A ridosso dello stupro di San Valentino la politica fece la faccia brutta e si rivolse al popolo promettendo massima severità: carcere obbligatorio per gli stupratori. Scrissi che si trattava della classica sparata da impotenti. Se si condanna uno stupratore è ovvio che va in carcere, ma se si obbliga ad arrestare i sospettati non solo non si da nessuna sicurezza in più alla collettività, ma si scambia, ancora una volta, l’indagine per il processo e si moltiplicano le ingiustizie. In quei giorni, però, non si poteva dire. Era tutto un fiorire di “galera”, “castrazione”, “dateli a noi”, agevolati anche da un certo look lombrosiano dei sospettati. Un Paese senza giustizia concima con cura la propria inciviltà, e questi sono i frutti.
Governo e Parlamento non dovrebbero partecipare all’asta delle scempiaggini giustizialiste, con la speranza d’accaparrarsi il consenso di qualche sconvolto, ma dedicarsi al più serio impegno di far lavorare e funzionare procure e tribunali.
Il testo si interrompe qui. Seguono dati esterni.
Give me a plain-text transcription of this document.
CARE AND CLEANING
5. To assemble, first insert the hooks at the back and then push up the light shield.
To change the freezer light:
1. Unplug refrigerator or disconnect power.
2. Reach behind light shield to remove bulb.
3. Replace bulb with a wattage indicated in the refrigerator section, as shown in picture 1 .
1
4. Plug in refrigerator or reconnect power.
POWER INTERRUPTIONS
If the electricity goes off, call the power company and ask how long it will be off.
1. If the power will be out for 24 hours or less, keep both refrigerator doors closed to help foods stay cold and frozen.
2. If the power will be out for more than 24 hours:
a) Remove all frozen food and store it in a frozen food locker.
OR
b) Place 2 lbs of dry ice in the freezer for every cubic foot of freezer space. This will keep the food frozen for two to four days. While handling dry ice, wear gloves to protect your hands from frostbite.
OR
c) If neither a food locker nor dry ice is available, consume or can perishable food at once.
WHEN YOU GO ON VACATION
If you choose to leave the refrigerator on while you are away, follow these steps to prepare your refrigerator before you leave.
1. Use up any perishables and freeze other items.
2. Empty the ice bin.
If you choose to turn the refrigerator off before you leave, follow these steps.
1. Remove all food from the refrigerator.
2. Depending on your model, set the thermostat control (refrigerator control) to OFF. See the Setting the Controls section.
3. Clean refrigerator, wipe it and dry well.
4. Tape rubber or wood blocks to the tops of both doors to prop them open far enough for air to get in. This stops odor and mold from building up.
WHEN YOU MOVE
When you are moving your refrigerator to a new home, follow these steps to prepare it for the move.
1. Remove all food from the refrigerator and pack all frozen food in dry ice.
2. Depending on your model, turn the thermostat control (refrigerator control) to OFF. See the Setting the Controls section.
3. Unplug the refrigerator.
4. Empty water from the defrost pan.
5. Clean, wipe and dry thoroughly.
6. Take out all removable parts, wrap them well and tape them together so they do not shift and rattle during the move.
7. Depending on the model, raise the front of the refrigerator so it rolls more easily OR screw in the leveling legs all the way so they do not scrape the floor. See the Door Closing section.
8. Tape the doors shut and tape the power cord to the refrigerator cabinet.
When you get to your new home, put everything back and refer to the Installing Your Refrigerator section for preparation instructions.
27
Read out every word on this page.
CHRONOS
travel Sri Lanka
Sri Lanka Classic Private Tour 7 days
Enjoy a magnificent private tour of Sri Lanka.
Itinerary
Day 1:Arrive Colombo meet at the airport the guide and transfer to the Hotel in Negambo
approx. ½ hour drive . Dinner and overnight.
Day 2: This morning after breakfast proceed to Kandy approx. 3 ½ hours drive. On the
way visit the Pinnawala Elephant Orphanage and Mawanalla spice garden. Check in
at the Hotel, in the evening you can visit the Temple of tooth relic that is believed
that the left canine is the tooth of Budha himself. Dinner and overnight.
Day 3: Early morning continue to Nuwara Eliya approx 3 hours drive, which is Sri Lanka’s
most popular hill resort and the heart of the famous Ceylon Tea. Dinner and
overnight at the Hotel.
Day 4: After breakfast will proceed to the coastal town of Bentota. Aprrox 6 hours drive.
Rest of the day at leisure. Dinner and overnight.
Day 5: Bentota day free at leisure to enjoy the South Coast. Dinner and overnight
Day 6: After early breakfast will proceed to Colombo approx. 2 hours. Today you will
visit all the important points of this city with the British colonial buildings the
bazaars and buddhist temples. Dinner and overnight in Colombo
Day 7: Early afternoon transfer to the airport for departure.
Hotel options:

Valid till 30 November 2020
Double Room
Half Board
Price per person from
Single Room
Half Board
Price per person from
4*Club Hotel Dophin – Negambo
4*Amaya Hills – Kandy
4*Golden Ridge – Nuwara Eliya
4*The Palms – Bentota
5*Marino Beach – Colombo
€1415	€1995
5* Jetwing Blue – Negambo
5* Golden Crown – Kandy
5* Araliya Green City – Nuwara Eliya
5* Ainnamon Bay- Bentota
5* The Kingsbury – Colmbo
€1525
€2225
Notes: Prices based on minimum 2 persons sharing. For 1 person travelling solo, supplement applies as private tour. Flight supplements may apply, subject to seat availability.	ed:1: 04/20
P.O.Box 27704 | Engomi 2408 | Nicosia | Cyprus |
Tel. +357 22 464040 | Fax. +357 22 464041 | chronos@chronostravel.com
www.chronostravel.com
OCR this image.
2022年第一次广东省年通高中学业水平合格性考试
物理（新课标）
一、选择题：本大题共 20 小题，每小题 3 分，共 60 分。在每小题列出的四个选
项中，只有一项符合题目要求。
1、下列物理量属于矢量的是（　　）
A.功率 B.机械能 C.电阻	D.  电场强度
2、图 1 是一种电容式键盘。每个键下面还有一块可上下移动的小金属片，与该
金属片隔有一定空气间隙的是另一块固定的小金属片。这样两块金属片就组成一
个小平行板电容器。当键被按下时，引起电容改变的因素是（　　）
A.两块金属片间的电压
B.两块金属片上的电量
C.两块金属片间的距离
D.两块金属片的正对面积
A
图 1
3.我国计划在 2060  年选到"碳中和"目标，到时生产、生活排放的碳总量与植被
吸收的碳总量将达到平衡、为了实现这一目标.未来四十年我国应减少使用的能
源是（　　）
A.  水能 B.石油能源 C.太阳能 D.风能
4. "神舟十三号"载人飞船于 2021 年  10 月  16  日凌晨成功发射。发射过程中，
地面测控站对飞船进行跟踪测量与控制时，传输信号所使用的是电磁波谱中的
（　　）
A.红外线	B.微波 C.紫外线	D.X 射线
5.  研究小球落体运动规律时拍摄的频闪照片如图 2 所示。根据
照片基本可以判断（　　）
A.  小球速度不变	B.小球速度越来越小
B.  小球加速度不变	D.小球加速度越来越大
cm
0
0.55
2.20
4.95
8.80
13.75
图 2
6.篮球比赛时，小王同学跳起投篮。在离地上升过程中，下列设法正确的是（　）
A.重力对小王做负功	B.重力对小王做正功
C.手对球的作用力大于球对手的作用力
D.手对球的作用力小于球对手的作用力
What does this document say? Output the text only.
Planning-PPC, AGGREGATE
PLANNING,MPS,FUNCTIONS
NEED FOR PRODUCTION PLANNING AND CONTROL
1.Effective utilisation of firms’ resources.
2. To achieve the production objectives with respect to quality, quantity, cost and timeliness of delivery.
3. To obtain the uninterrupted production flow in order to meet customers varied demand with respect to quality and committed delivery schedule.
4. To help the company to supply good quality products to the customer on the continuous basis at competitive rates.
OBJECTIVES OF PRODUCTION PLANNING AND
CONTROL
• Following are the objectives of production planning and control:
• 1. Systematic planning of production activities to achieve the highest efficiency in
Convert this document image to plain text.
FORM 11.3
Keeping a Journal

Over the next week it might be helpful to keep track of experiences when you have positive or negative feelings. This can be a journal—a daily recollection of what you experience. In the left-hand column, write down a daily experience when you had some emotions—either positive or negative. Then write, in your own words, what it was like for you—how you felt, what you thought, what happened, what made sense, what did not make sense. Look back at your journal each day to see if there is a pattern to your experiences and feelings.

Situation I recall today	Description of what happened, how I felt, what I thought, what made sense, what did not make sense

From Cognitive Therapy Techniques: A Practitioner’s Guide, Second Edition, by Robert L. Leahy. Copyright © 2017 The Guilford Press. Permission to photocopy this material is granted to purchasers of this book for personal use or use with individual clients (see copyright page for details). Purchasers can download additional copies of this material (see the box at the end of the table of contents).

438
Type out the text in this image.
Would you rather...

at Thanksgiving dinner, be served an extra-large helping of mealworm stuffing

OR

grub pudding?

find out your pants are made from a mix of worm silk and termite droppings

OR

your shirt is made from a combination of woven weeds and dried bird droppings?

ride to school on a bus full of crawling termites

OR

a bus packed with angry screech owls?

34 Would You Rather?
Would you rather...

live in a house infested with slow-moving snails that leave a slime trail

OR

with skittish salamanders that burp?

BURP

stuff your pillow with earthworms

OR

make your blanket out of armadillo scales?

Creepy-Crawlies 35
Quel che si è visto, finora, è pochino assai, mentre l’arretrato giudiziario continua a crescere. Presso la corte europea di Strasburgo abbiamo l’invidiabile record di 4200 ricorsi contro la giustizia italiana, la metà dei quali per i tempi troppo lunghi. Ecco, non vorrei che quegli stessi tempi finissero con il graziare gli stupratori di Primavalle e della Caffarella, come tutti gli altri, consentendo loro di violentare non solo le loro vittime, ma anche un complice ed arrendevole diritto.